Handstand pose is a goal pose for so many yogis, and for a good reason! It takes daily practice and a lot of focus to practice a perfect handstand – once you’ve achieved it, you’ll have a huge sense of accomplishment!
Although this might feel like the final yoga pose you ever need to learn, you’ll soon discover that one-armed handstands are a thing too…
“Handstand pose is something that anybody, without injury, can achieve,” says Yoga Answered contributor Keira Shepherd. “The only thing you need to remember is that this asana takes practice, determination, and a belief in yourself.”
Sanskrit Name: Adho Mukha Vrksasana
Pose Type: Balancing Yoga Poses, Inversion Yoga Poses, Strengthening Yoga Poses
Difficulty Level: Advanced pose
Targets: Arms, shoulders, core, middle back
Benefits: This pose lengthens the spine and stimulates cardiovascular activity while strengthening the entire body. It also requires that you bring attention to your breath and can help to reduce stress.
Preparatory Poses: Downward facing dog pose, standing splits, bunny hops
How to Do Handstand Pose Step-By-Step
- Start in downward-facing dog pose with your palms shoulder-width apart.
- Gaze between your palms and grip the mat with all 5 fingertips.

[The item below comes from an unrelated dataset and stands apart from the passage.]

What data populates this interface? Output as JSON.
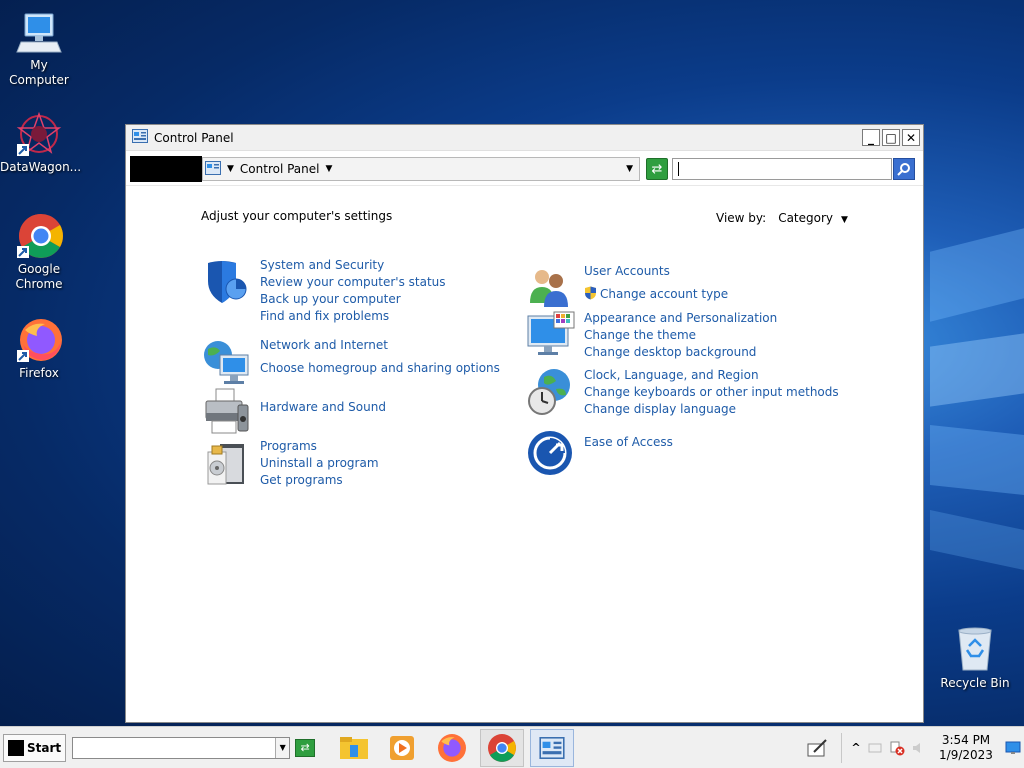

- From here, lift one leg up and then inhale to hop up with the second leg to create an L shape with your legs.
- Engage your core and lift your second leg so that both of your feet are pointing towards the sky.
- Push into the hands and engage the core to reduce strain in the back and protect the spine and shoulders.

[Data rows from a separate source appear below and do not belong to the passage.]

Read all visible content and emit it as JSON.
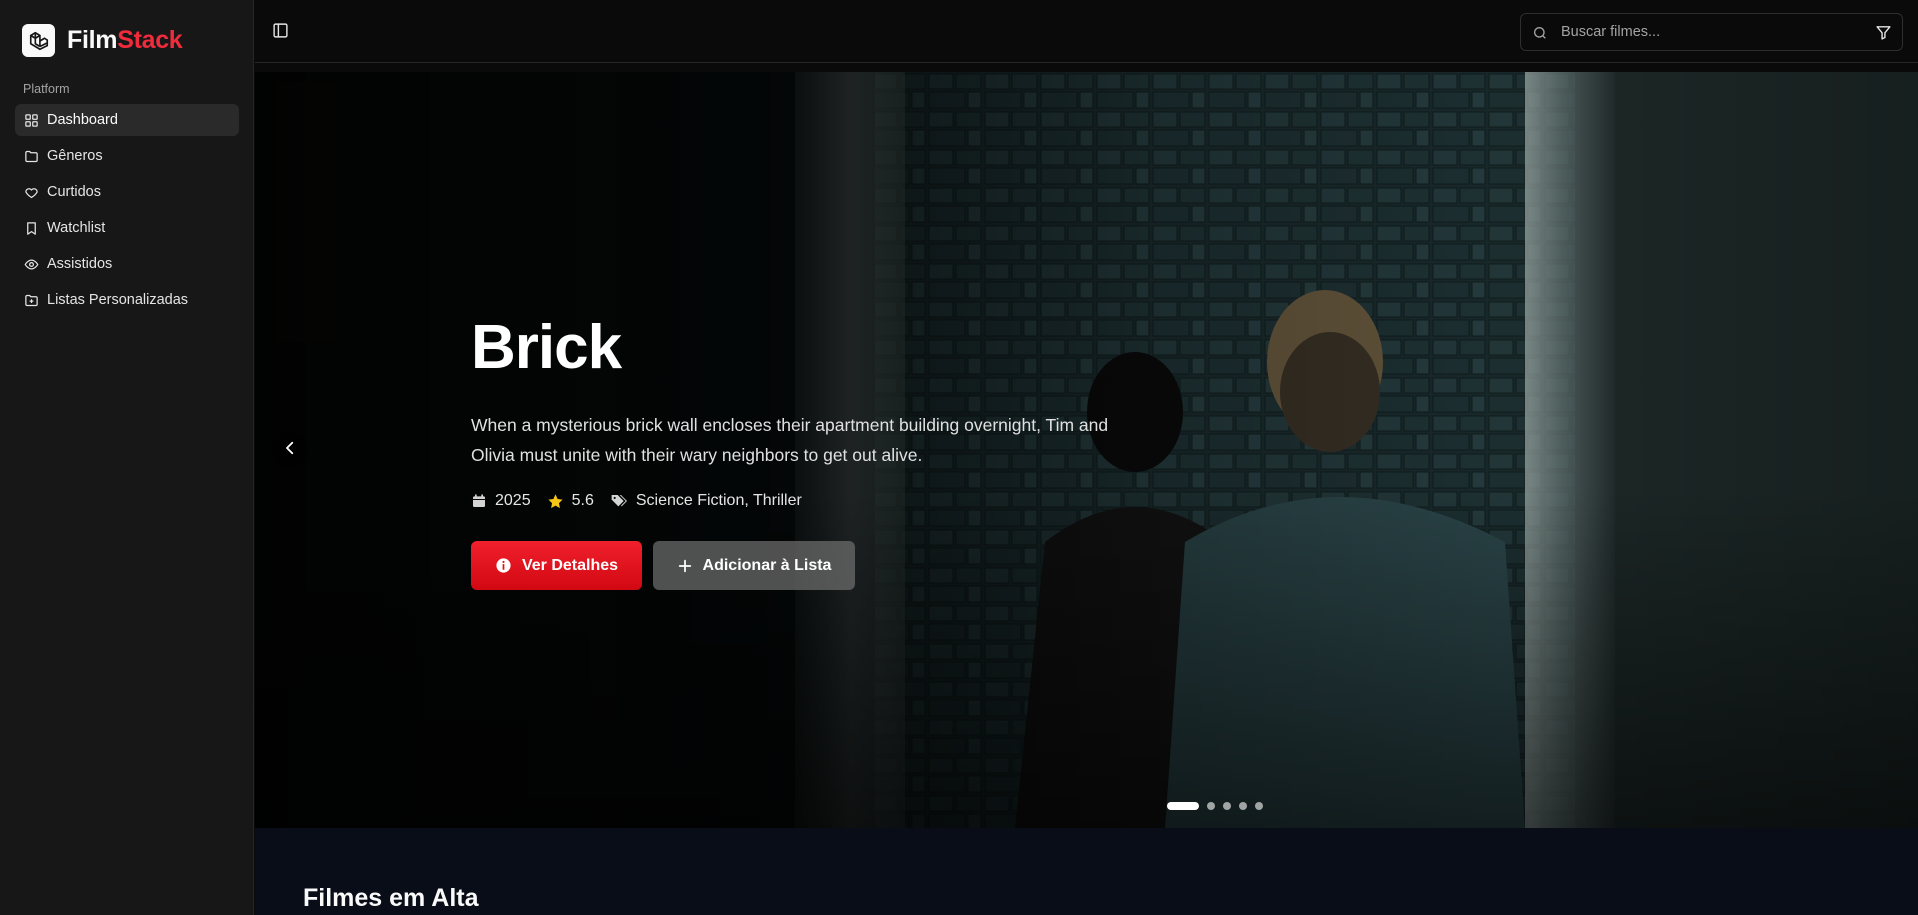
{
  "app": {
    "name_part1": "Film",
    "name_part2": "Stack",
    "brand_accent": "#ef2b3c"
  },
  "sidebar": {
    "section_label": "Platform",
    "items": [
      {
        "label": "Dashboard",
        "icon": "grid-icon",
        "active": true
      },
      {
        "label": "Gêneros",
        "icon": "folder-icon"
      },
      {
        "label": "Curtidos",
        "icon": "heart-icon"
      },
      {
        "label": "Watchlist",
        "icon": "bookmark-icon"
      },
      {
        "label": "Assistidos",
        "icon": "eye-icon"
      },
      {
        "label": "Listas Personalizadas",
        "icon": "folder-plus-icon"
      }
    ]
  },
  "search": {
    "placeholder": "Buscar filmes..."
  },
  "hero": {
    "title": "Brick",
    "description": "When a mysterious brick wall encloses their apartment building overnight, Tim and Olivia must unite with their wary neighbors to get out alive.",
    "year": "2025",
    "rating": "5.6",
    "genres": "Science Fiction, Thriller",
    "primary_button": "Ver Detalhes",
    "secondary_button": "Adicionar à Lista",
    "primary_color": "#e50914",
    "slide_count": 5,
    "active_slide": 1
  },
  "section": {
    "title": "Filmes em Alta"
  }
}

- Bring one leg down at a time to release the pose.
Just because you’re a beginner, that doesn’t mean that you can’t achieve the benefits of handstand pose from a slightly more accessible asana.

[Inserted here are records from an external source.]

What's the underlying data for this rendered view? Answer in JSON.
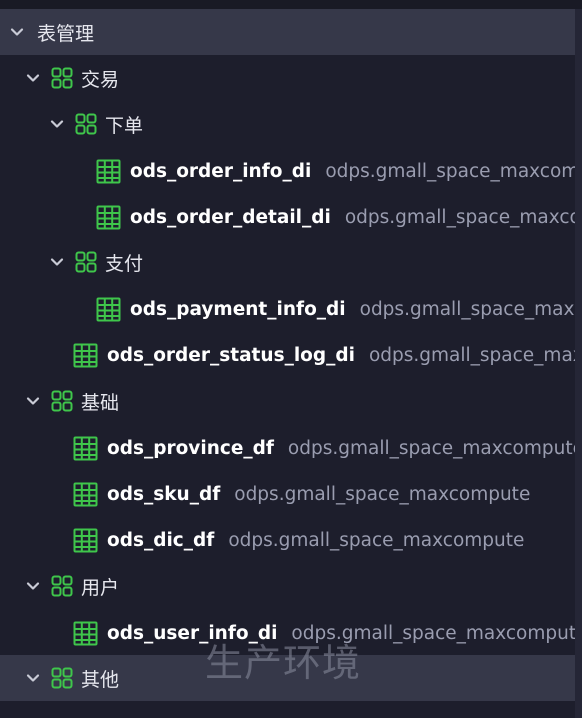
{
  "colors": {
    "accent": "#3fc64b",
    "background": "#1d1e2c",
    "highlight": "#363849",
    "source_text": "#9a9db0"
  },
  "tree": {
    "root": {
      "label": "表管理",
      "icon": "chevron-down-icon"
    },
    "trade": {
      "label": "交易",
      "icon": "folder-grid-icon"
    },
    "order": {
      "label": "下单",
      "icon": "folder-grid-icon"
    },
    "t_order_info": {
      "name": "ods_order_info_di",
      "source": "odps.gmall_space_maxcompute",
      "icon": "table-icon"
    },
    "t_order_detail": {
      "name": "ods_order_detail_di",
      "source": "odps.gmall_space_maxcompute",
      "icon": "table-icon"
    },
    "payment": {
      "label": "支付",
      "icon": "folder-grid-icon"
    },
    "t_payment_info": {
      "name": "ods_payment_info_di",
      "source": "odps.gmall_space_maxcompute",
      "icon": "table-icon"
    },
    "t_order_status_log": {
      "name": "ods_order_status_log_di",
      "source": "odps.gmall_space_maxcompute",
      "icon": "table-icon"
    },
    "basic": {
      "label": "基础",
      "icon": "folder-grid-icon"
    },
    "t_province": {
      "name": "ods_province_df",
      "source": "odps.gmall_space_maxcompute",
      "icon": "table-icon"
    },
    "t_sku": {
      "name": "ods_sku_df",
      "source": "odps.gmall_space_maxcompute",
      "icon": "table-icon"
    },
    "t_dic": {
      "name": "ods_dic_df",
      "source": "odps.gmall_space_maxcompute",
      "icon": "table-icon"
    },
    "user": {
      "label": "用户",
      "icon": "folder-grid-icon"
    },
    "t_user_info": {
      "name": "ods_user_info_di",
      "source": "odps.gmall_space_maxcompute",
      "icon": "table-icon"
    },
    "other": {
      "label": "其他",
      "icon": "folder-grid-icon"
    }
  },
  "watermark": "生产环境"
}
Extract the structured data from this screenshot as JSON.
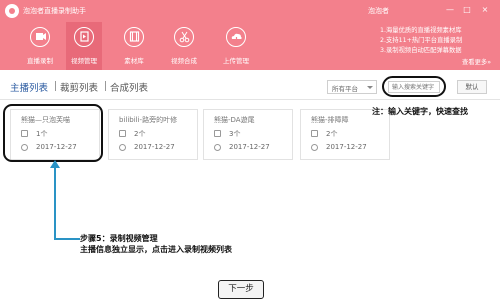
{
  "app": {
    "title": "泡泡者直播录制助手",
    "user": "泡泡者",
    "window_controls": [
      "—",
      "□",
      "×"
    ]
  },
  "nav": [
    {
      "label": "直播录制",
      "icon": "video-camera-icon",
      "active": false
    },
    {
      "label": "视频管理",
      "icon": "video-file-icon",
      "active": true
    },
    {
      "label": "素材库",
      "icon": "film-icon",
      "active": false
    },
    {
      "label": "视频合成",
      "icon": "scissors-icon",
      "active": false
    },
    {
      "label": "上传管理",
      "icon": "cloud-upload-icon",
      "active": false
    }
  ],
  "promo": {
    "lines": [
      "1.海量优质的直播视频素材库",
      "2.支持11+热门平台直播录制",
      "3.录制视频自动匹配弹幕数据"
    ],
    "more": "查看更多»"
  },
  "tabs": [
    "主播列表",
    "裁剪列表",
    "合成列表"
  ],
  "filter": {
    "platform": "所有平台",
    "search_placeholder": "输入搜索关键字",
    "default_label": "默认"
  },
  "cards": [
    {
      "name": "熊猫—只泡芙喵",
      "count": "1个",
      "date": "2017-12-27"
    },
    {
      "name": "bilibili-路旁的叶修",
      "count": "2个",
      "date": "2017-12-27"
    },
    {
      "name": "熊猫-DA遊尾",
      "count": "3个",
      "date": "2017-12-27"
    },
    {
      "name": "熊猫-排障障",
      "count": "2个",
      "date": "2017-12-27"
    }
  ],
  "annotations": {
    "search_note": "注：输入关键字，快速查找",
    "step_line1": "步骤5：录制视频管理",
    "step_line2": "主播信息独立显示，点击进入录制视频列表"
  },
  "colors": {
    "header": "#f3808c",
    "active_nav": "#e86a79",
    "active_tab": "#2a5aa0",
    "arrow": "#2a93c5"
  },
  "next_button": "下一步"
}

Stand facing a wall with a chair behind you and bring your hands to the ground. From here, bring both of your feet to the chair and experiment with pushing into your toes to lift your hips over your shoulders.
Having the wall behind you will provide a safety net so that you can play with handstand pose without the fear of falling!
- Avoid this pose towards the end of pregnancy as it can make it difficult to breathe.
- Avoid if you suffer from heart conditions or high blood pressure.
- Avoid this pose if you have any wrist, shoulder, or back injuries or pain.
Practice this pose at the wall, to begin with, so that you can focus on building strength in the core to protect your spine.
Stand with your back to the wall and take a large step forward – the distance should be about the same length as one of your legs.
Bring your hands to the floor directly under your shoulder and gently walk your feet up the wall until your legs and torso are at a 90-degree angle. From here, you can experiment with lifting one leg at a time until you’re ready to lift both!